F. From the given code and the generated assembly, we can discern the following principles about how structure values are passed as function arguments and returned as function results:

• Structure arguments are typically passed by copying the entire structure onto the stack or using registers to hold the structure's address and accessing its elements with offset values.
• Structure results are typically returned by copying the entire structure onto the stack or using registers to hold the structure's address and setting its elements with offset values.
• The offsets for accessing structure elements are determined based on the size and layout of the structure, typically using the size of the data types within the structure and their order of declaration.
• Stack frames are used to allocate memory for local variables, function arguments, and return values, with the stack pointer adjusted accordingly.

3.68

Since 4 < B <= 8 && 6 < A <= 10 && 44 < A * B <= 46, so we can know A = 9, B = 5.

3.69

A. Through lea (%rdi,%rdi,4),%rax; lea (%rsi,%rax,8),%rax; mov 0x8(%rax),%rdx, we can get *ap = *(bp + 8 + 40 * i);.

So the alignment of b_struct is 8 and size of a_struct is 40, then we can conclude that CNT = (0x120 - align) / sizeof(a_struct) = (288 - 8) / 40 = 7.

B.

typedef struct {
    long val;
    long x[4];
} a_struct;

3.70

A.

field	offset
e1.p	0
e1.y	8
e2.x	0
e2.next	8

B. 16 types.

C.

void proc (union ele *up) {
    up->e2.x = *(up->e2.next->e1.p) - up->e2.next->e1.y;
}

3.72

A. The computation of s2 can be explained in mathematical terms as follows:

• %rdi holds the value of n, which represents the number of elements in the array p.
• 30(,%rdi,8) calculates n*8 + 30, which determines the total number of bytes needed for the array p (assuming each element of p requires 8 bytes).
• The result is stored in %rax.
• andq $-16, %rax performs a bitwise AND operation with -16 (which is equivalent to 0xFFFFFFFFFFFFFFF0) on %rax. This operation aligns %rax to the nearest multiple of 16 (rounding down).
• The aligned value is subtracted from %rsp using subq %rax, %rsp, effectively allocating space for the array p.
• Thus, s2 represents the stack pointer after allocating space for p and aligning it to a multiple of 16.
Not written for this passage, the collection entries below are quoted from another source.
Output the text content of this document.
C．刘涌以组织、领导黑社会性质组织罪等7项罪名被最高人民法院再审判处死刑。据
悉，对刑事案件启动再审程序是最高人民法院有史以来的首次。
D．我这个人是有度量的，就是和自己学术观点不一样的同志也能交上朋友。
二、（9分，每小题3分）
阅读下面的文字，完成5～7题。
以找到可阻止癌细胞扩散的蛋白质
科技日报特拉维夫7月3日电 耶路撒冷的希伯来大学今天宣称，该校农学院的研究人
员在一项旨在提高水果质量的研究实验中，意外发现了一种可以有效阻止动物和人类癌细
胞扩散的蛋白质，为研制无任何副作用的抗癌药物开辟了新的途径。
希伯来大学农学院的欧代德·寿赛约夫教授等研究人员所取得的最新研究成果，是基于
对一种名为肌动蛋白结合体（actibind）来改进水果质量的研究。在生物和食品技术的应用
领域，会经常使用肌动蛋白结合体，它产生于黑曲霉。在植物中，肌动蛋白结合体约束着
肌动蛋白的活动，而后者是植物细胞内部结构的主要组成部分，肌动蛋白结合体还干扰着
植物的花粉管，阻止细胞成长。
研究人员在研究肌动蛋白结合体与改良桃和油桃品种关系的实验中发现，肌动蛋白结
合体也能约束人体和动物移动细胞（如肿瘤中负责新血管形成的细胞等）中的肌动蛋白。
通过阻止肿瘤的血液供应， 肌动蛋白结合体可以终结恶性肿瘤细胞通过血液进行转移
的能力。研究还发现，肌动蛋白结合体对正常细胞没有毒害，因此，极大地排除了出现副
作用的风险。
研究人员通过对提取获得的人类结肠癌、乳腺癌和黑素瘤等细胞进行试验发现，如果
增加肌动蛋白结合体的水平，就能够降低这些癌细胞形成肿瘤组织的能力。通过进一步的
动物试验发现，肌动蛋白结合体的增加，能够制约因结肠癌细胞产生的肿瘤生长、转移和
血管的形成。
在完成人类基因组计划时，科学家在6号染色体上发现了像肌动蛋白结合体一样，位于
B. The computation of p can be explained in mathematical terms as follows:

• %rsp holds the value of s2, which represents the stack pointer after allocating space for p and aligning it to a multiple of 16.
• 15(%rsp) calculates %rsp + 15, which points to the address just after the allocated space for p.
• The result is stored in %r8, which represents the start address of p.

C. To find the minimum and maximum values of e1, we need to consider the space between the end of array p and s1. Since the size of p is n * sizeof(long *), and each element requires sizeof(long *) bytes, the minimum value of e1 occurs when s1 is immediately after the end of p, and the maximum value of e1 occurs when there is no extra space between the end of p and s1.

• Minimum value of e1: When there is no extra space, e1 is 0.
• Maximum value of e1: When s1 is immediately after the end of p, e1 is sizeof(long *).

D. The code guarantees the following alignment properties for the values of s2 and p:

• The value of s2 is aligned to a multiple of 16 bytes due to the andq $-16, %rax operation, which rounds down the address.
• The value of p points to an address that is aligned to a multiple of 16 bytes, as %r8 is obtained by adding 15 to %rsp and aligning it to the nearest multiple of 16.

Thus, both s2 and p have addresses that satisfy 16-byte alignment requirements.

3.75

A. Complex arguments are passed using the SSE (Streaming SIMD Extensions) registers.

B. The real part is stored in %xmm0 and the imaginary part is stored in %xmm1.